We could also just get inconsistent behavior when first proving a goal with different lifetimes which are later constrained to be equal.
Trait solving in bodies must not depend on lifetimes being equal ✅
We also have to be careful with relying on equality of regions in the trait solver. This is fine for codegen, as we treat all erased regions as equal. We can however lose equality information from HIR to MIR typeck.
This currently does not hold with the new solver: trait-system-refactor-initiative#27.

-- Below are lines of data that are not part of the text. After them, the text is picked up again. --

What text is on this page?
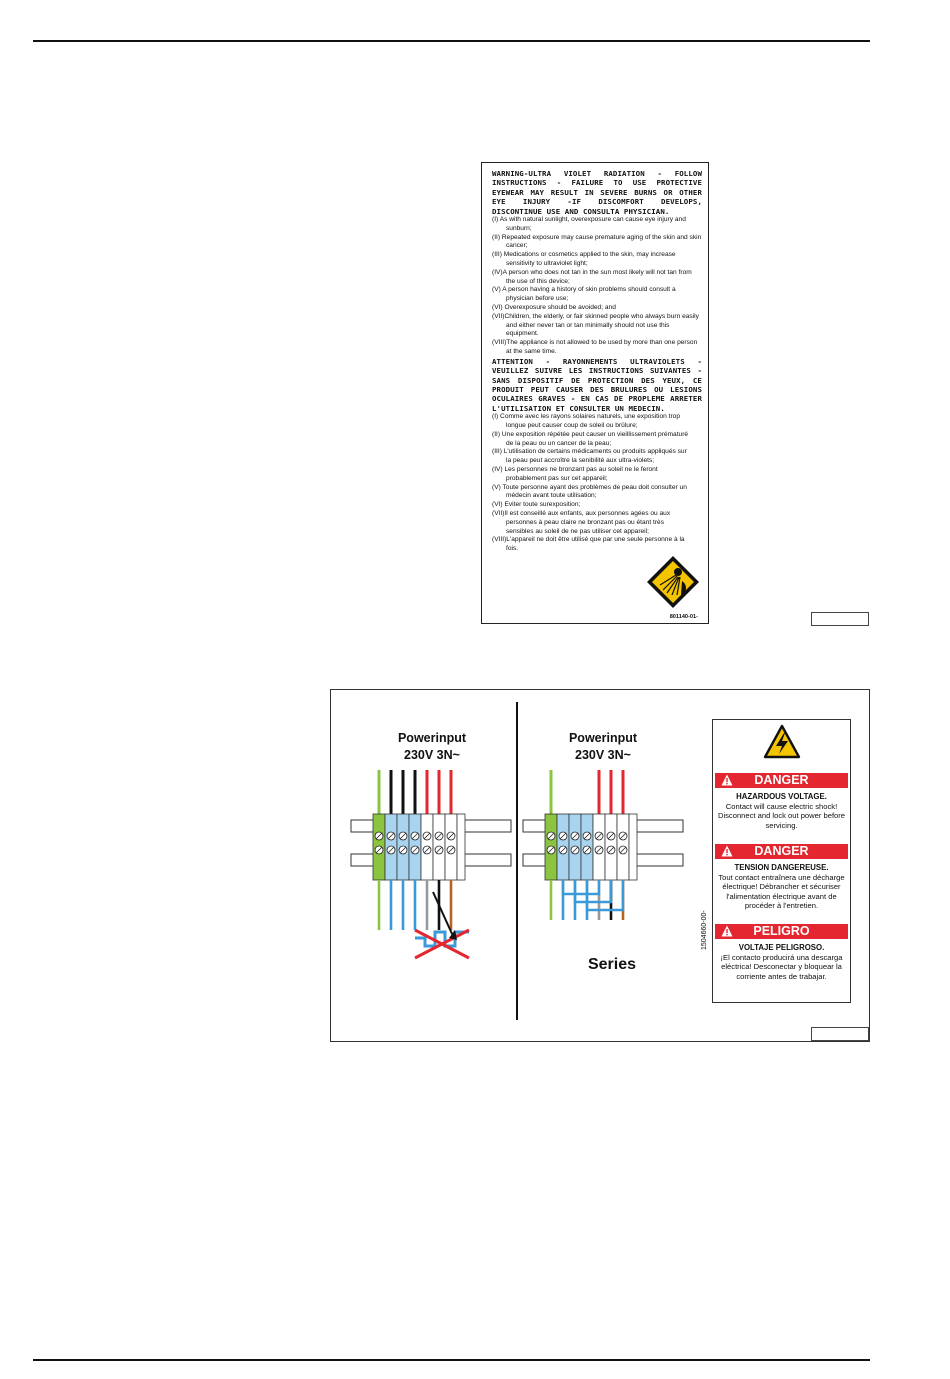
WARNING-ULTRA VIOLET RADIATION - FOLLOW INSTRUCTIONS - FAILURE TO USE PROTECTIVE EYEWEAR MAY RESULT IN SEVERE BURNS OR OTHER EYE INJURY -IF DISCOMFORT DEVELOPS, DISCONTINUE USE AND CONSULTA PHYSICIAN.
(I) As with natural sunlight, overexposure can cause eye injury and sunburn;
(II) Repeated exposure may cause premature aging of the skin and skin cancer;
(III) Medications or cosmetics applied to the skin, may increase sensitivity to ultraviolet light;
(IV)A person who does not tan in the sun most likely will not tan from the use of this device;
(V) A person having a history of skin problems should consult a physician before use;
(VI) Overexposure should be avoided; and
(VII)Children, the elderly, or fair skinned people who always burn easily and either never tan or tan minimally should not use this equipment.
(VIII)The appliance is not allowed to be used by more than one person at the same time.
ATTENTION - RAYONNEMENTS ULTRAVIOLETS - VEUILLEZ SUIVRE LES INSTRUCTIONS SUIVANTES - SANS DISPOSITIF DE PROTECTION DES YEUX, CE PRODUIT PEUT CAUSER DES BRULURES OU LESIONS OCULAIRES GRAVES - EN CAS DE PROPLEME ARRETER L'UTILISATION ET CONSULTER UN MEDECIN.
(I) Comme avec les rayons solaires naturels, une exposition trop longue peut causer coup de soleil ou brûlure;
(II) Une exposition répétée peut causer un vieillissement prématuré de la peau ou un cancer de la peau;
(III) L'utilisation de certains médicaments ou produits appliqués sur la peau peut accroître la senibilité aux ultra-violets;
(IV) Les personnes ne bronzant pas au soleil ne le feront probablement pas sur cet appareil;
(V) Toute personne ayant des problèmes de peau doit consulter un médecin avant toute utilisation;
(VI) Eviter toute surexposition;
(VII)Il est conseillé aux enfants, aux personnes agées ou aux personnes à peau claire ne bronzant pas ou étant très sensibles au soleil de ne pas utiliser cet appareil;
(VIII)L'appareil ne doit être utilisé que par une seule personne à la fois.
801140-01-
Powerinput
230V 3N~
Powerinput
230V 3N~
Series
1504660-00-
DANGER
HAZARDOUS VOLTAGE.
Contact will cause electric shock! Disconnect and lock out power before servicing.
DANGER
TENSION DANGEREUSE.
Tout contact entraînera une décharge électrique! Débrancher et sécuriser l'alimentation électrique avant de procéder à l'entretien.
PELIGRO
VOLTAJE PELIGROSO.
¡El contacto producirá una descarga eléctrica! Desconectar y bloquear la corriente antes de trabajar.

Removing ambiguity makes strictly more things compile ❌
Ideally we should not rely on ambiguity for things to compile. Not doing that will cause future improvements to be breaking changes.
Due to incompleteness this is not the case, and improving inference can result in inference changes, breaking existing projects.
Semantic equality implies structural equality ✅
Two types being equal in the type system must mean that they have the
same TypeId after instantiating their generic parameters with concrete
arguments. We can otherwise use their different TypeIds to impact trait selection.
We lookup types using structural equality during codegen, but this shouldn't necessarily be unsound
- may result in redundant method codegen or backend type check errors?
- we also rely on it in CTFE assertions
Semantically different types have different TypeIds ✅
Semantically different 'static types need different TypeIds to avoid transmutes,
for example for<'a> fn(&'a str) vs fn(&'static str) must have a different TypeId.